Известие о начавшемся бое в Заречье поступило в комендатуру глубокой ночью. Немедля, тем же часом, солдаты на бронетранспортерах и грузовых семитонных «бюсеингах» покинули село Красный Рог. Всю дорогу оберштурмфюрера не покидало ощущение охотничьего азарта. И он обрадовался, когда, подъезжая к деревне, услышал беспорядочные выстрелы, пробивавшиеся сквозь рев моторов. Однако радость была преждевременной. От того часа до теперешнего его отделяли еще целые сутки, полные смертельной опасности, страшного холода, неудач.

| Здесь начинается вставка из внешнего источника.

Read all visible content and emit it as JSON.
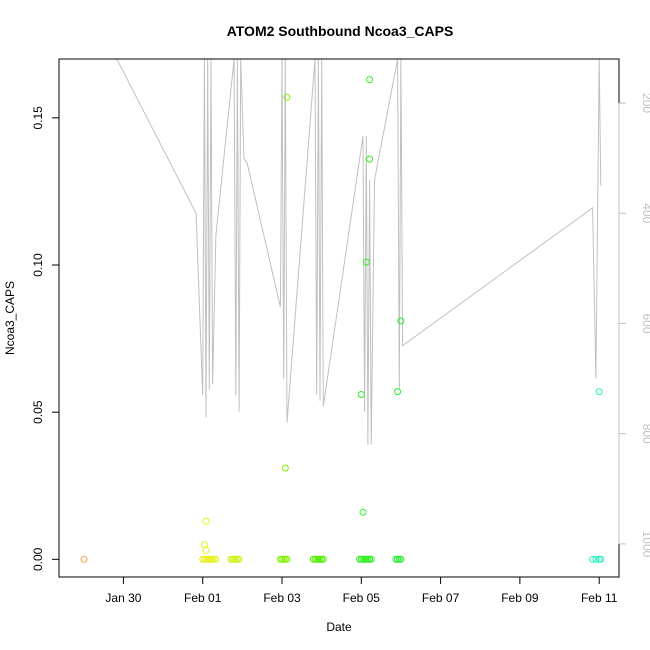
{
  "chart_data": {
    "type": "scatter",
    "title": "ATOM2 Southbound Ncoa3_CAPS",
    "xlabel": "Date",
    "ylabel": "Ncoa3_CAPS",
    "xlim": [
      "2023-01-28T09:00",
      "2023-02-11T12:00"
    ],
    "ylim": [
      -0.006,
      0.17
    ],
    "x_ticks": [
      {
        "date": "2023-01-30T00:00",
        "label": "Jan 30"
      },
      {
        "date": "2023-02-01T00:00",
        "label": "Feb 01"
      },
      {
        "date": "2023-02-03T00:00",
        "label": "Feb 03"
      },
      {
        "date": "2023-02-05T00:00",
        "label": "Feb 05"
      },
      {
        "date": "2023-02-07T00:00",
        "label": "Feb 07"
      },
      {
        "date": "2023-02-09T00:00",
        "label": "Feb 09"
      },
      {
        "date": "2023-02-11T00:00",
        "label": "Feb 11"
      }
    ],
    "y_ticks": [
      {
        "value": 0.0,
        "label": "0.00"
      },
      {
        "value": 0.05,
        "label": "0.05"
      },
      {
        "value": 0.1,
        "label": "0.10"
      },
      {
        "value": 0.15,
        "label": "0.15"
      }
    ],
    "depth_axis": {
      "side": "right",
      "range": [
        120,
        1060
      ],
      "reversed": true,
      "color": "#c0c0c0",
      "ticks": [
        {
          "value": 200,
          "label": "200"
        },
        {
          "value": 400,
          "label": "400"
        },
        {
          "value": 600,
          "label": "600"
        },
        {
          "value": 800,
          "label": "800"
        },
        {
          "value": 1000,
          "label": "1000"
        }
      ]
    },
    "points": [
      {
        "date": "2023-01-29T00:10",
        "value": 0.0,
        "color": "#f5a040"
      },
      {
        "date": "2023-02-01T00:00",
        "value": 0.0,
        "color": "#e8f020"
      },
      {
        "date": "2023-02-01T01:00",
        "value": 0.0,
        "color": "#e8f020"
      },
      {
        "date": "2023-02-01T02:00",
        "value": 0.0,
        "color": "#e8f020"
      },
      {
        "date": "2023-02-01T03:00",
        "value": 0.0,
        "color": "#e8f020"
      },
      {
        "date": "2023-02-01T04:00",
        "value": 0.0,
        "color": "#e8f020"
      },
      {
        "date": "2023-02-01T05:00",
        "value": 0.0,
        "color": "#e8f020"
      },
      {
        "date": "2023-02-01T06:00",
        "value": 0.0,
        "color": "#e8f020"
      },
      {
        "date": "2023-02-01T07:00",
        "value": 0.0,
        "color": "#e8f020"
      },
      {
        "date": "2023-02-01T08:00",
        "value": 0.0,
        "color": "#e8f020"
      },
      {
        "date": "2023-02-01T02:00",
        "value": 0.013,
        "color": "#e8f020"
      },
      {
        "date": "2023-02-01T01:00",
        "value": 0.005,
        "color": "#e8f020"
      },
      {
        "date": "2023-02-01T02:00",
        "value": 0.003,
        "color": "#e8f020"
      },
      {
        "date": "2023-02-01T17:00",
        "value": 0.0,
        "color": "#d0f010"
      },
      {
        "date": "2023-02-01T18:00",
        "value": 0.0,
        "color": "#d0f010"
      },
      {
        "date": "2023-02-01T19:00",
        "value": 0.0,
        "color": "#d0f010"
      },
      {
        "date": "2023-02-01T20:00",
        "value": 0.0,
        "color": "#d0f010"
      },
      {
        "date": "2023-02-01T21:00",
        "value": 0.0,
        "color": "#d0f010"
      },
      {
        "date": "2023-02-01T22:00",
        "value": 0.0,
        "color": "#d0f010"
      },
      {
        "date": "2023-02-02T23:00",
        "value": 0.0,
        "color": "#80f000"
      },
      {
        "date": "2023-02-03T00:00",
        "value": 0.0,
        "color": "#80f000"
      },
      {
        "date": "2023-02-03T01:00",
        "value": 0.0,
        "color": "#80f000"
      },
      {
        "date": "2023-02-03T02:00",
        "value": 0.0,
        "color": "#80f000"
      },
      {
        "date": "2023-02-03T03:00",
        "value": 0.0,
        "color": "#80f000"
      },
      {
        "date": "2023-02-03T02:00",
        "value": 0.031,
        "color": "#80f000"
      },
      {
        "date": "2023-02-03T03:00",
        "value": 0.157,
        "color": "#80f000"
      },
      {
        "date": "2023-02-03T19:00",
        "value": 0.0,
        "color": "#50f000"
      },
      {
        "date": "2023-02-03T20:00",
        "value": 0.0,
        "color": "#50f000"
      },
      {
        "date": "2023-02-03T21:00",
        "value": 0.0,
        "color": "#50f000"
      },
      {
        "date": "2023-02-03T22:00",
        "value": 0.0,
        "color": "#50f000"
      },
      {
        "date": "2023-02-03T23:00",
        "value": 0.0,
        "color": "#50f000"
      },
      {
        "date": "2023-02-04T00:00",
        "value": 0.0,
        "color": "#50f000"
      },
      {
        "date": "2023-02-04T01:00",
        "value": 0.0,
        "color": "#50f000"
      },
      {
        "date": "2023-02-04T23:00",
        "value": 0.0,
        "color": "#30f020"
      },
      {
        "date": "2023-02-05T00:00",
        "value": 0.0,
        "color": "#30f020"
      },
      {
        "date": "2023-02-05T01:00",
        "value": 0.0,
        "color": "#30f020"
      },
      {
        "date": "2023-02-05T02:00",
        "value": 0.0,
        "color": "#30f020"
      },
      {
        "date": "2023-02-05T03:00",
        "value": 0.0,
        "color": "#30f020"
      },
      {
        "date": "2023-02-05T04:00",
        "value": 0.0,
        "color": "#30f020"
      },
      {
        "date": "2023-02-05T05:00",
        "value": 0.0,
        "color": "#30f020"
      },
      {
        "date": "2023-02-05T06:00",
        "value": 0.0,
        "color": "#30f020"
      },
      {
        "date": "2023-02-05T01:00",
        "value": 0.016,
        "color": "#30f020"
      },
      {
        "date": "2023-02-05T00:00",
        "value": 0.056,
        "color": "#30f020"
      },
      {
        "date": "2023-02-05T03:00",
        "value": 0.101,
        "color": "#30f020"
      },
      {
        "date": "2023-02-05T05:00",
        "value": 0.136,
        "color": "#30f020"
      },
      {
        "date": "2023-02-05T05:00",
        "value": 0.163,
        "color": "#30f020"
      },
      {
        "date": "2023-02-05T21:00",
        "value": 0.0,
        "color": "#20f030"
      },
      {
        "date": "2023-02-05T22:00",
        "value": 0.0,
        "color": "#20f030"
      },
      {
        "date": "2023-02-05T23:00",
        "value": 0.0,
        "color": "#20f030"
      },
      {
        "date": "2023-02-06T00:00",
        "value": 0.0,
        "color": "#20f030"
      },
      {
        "date": "2023-02-05T22:00",
        "value": 0.057,
        "color": "#20f030"
      },
      {
        "date": "2023-02-06T00:00",
        "value": 0.081,
        "color": "#20f030"
      },
      {
        "date": "2023-02-10T20:00",
        "value": 0.0,
        "color": "#20f0c0"
      },
      {
        "date": "2023-02-10T22:00",
        "value": 0.0,
        "color": "#20f0c0"
      },
      {
        "date": "2023-02-11T00:00",
        "value": 0.0,
        "color": "#20f0c0"
      },
      {
        "date": "2023-02-11T01:00",
        "value": 0.0,
        "color": "#20f0c0"
      },
      {
        "date": "2023-02-11T00:00",
        "value": 0.057,
        "color": "#20f0c0"
      }
    ],
    "depth_track": {
      "color": "#c0c0c0",
      "points": [
        [
          "2023-01-29T20:00",
          120
        ],
        [
          "2023-01-31T20:00",
          400
        ],
        [
          "2023-02-01T00:00",
          730
        ],
        [
          "2023-02-01T01:00",
          120
        ],
        [
          "2023-02-01T02:00",
          770
        ],
        [
          "2023-02-01T03:00",
          120
        ],
        [
          "2023-02-01T04:00",
          720
        ],
        [
          "2023-02-01T05:00",
          120
        ],
        [
          "2023-02-01T06:00",
          710
        ],
        [
          "2023-02-01T08:00",
          440
        ],
        [
          "2023-02-01T19:00",
          120
        ],
        [
          "2023-02-01T20:00",
          730
        ],
        [
          "2023-02-01T21:00",
          120
        ],
        [
          "2023-02-01T22:00",
          760
        ],
        [
          "2023-02-01T23:00",
          120
        ],
        [
          "2023-02-02T01:00",
          300
        ],
        [
          "2023-02-02T03:00",
          310
        ],
        [
          "2023-02-02T23:00",
          570
        ],
        [
          "2023-02-03T00:00",
          120
        ],
        [
          "2023-02-03T01:00",
          700
        ],
        [
          "2023-02-03T02:00",
          120
        ],
        [
          "2023-02-03T03:00",
          780
        ],
        [
          "2023-02-03T20:00",
          120
        ],
        [
          "2023-02-03T21:00",
          730
        ],
        [
          "2023-02-03T22:00",
          120
        ],
        [
          "2023-02-03T23:00",
          740
        ],
        [
          "2023-02-04T00:00",
          120
        ],
        [
          "2023-02-04T01:00",
          750
        ],
        [
          "2023-02-05T01:00",
          260
        ],
        [
          "2023-02-05T02:00",
          760
        ],
        [
          "2023-02-05T03:00",
          260
        ],
        [
          "2023-02-05T04:00",
          820
        ],
        [
          "2023-02-05T05:00",
          340
        ],
        [
          "2023-02-05T06:00",
          820
        ],
        [
          "2023-02-05T08:00",
          340
        ],
        [
          "2023-02-05T22:00",
          120
        ],
        [
          "2023-02-05T23:00",
          720
        ],
        [
          "2023-02-06T00:00",
          120
        ],
        [
          "2023-02-06T01:00",
          640
        ],
        [
          "2023-02-10T20:00",
          390
        ],
        [
          "2023-02-10T22:00",
          700
        ],
        [
          "2023-02-11T00:00",
          120
        ],
        [
          "2023-02-11T01:00",
          350
        ]
      ]
    },
    "grid": false,
    "legend": "none"
  }
}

Когда сегодня, далеко за полночь, весь застывший, усталый, он поднялся на холм, только что занятый без единого выстрела, солдаты уже заканчивали раскапывать колодец. Оберштурмфюрер подошел к замерзшему телу, носком сапога попробовал повернуть голову десантника — короткие курчавые волосы у того шевельнулись будто на живом. И едва он увидел засыпанное снегом лицо, перед его глазами сразу же почему-то всплыло лицо русской женщины, которую пришлось ему собственноручно в спешном порядке ликвидировать накануне возле вывороченной взрывом ямы, куда согнали народ из землянок. Лицо у нее — он отлично помнит это — было белое-белое, распухшее от слез. И тогда он почувствовал, как что-то, прежде крепкое, не поддающееся сомнению, вдруг поколебалось в нем, начало рушиться. Он быстро отвернулся от мертвого. Больше ему не хотелось смотреть в лица убитым, которые даже после смерти оставались непостижимыми для него.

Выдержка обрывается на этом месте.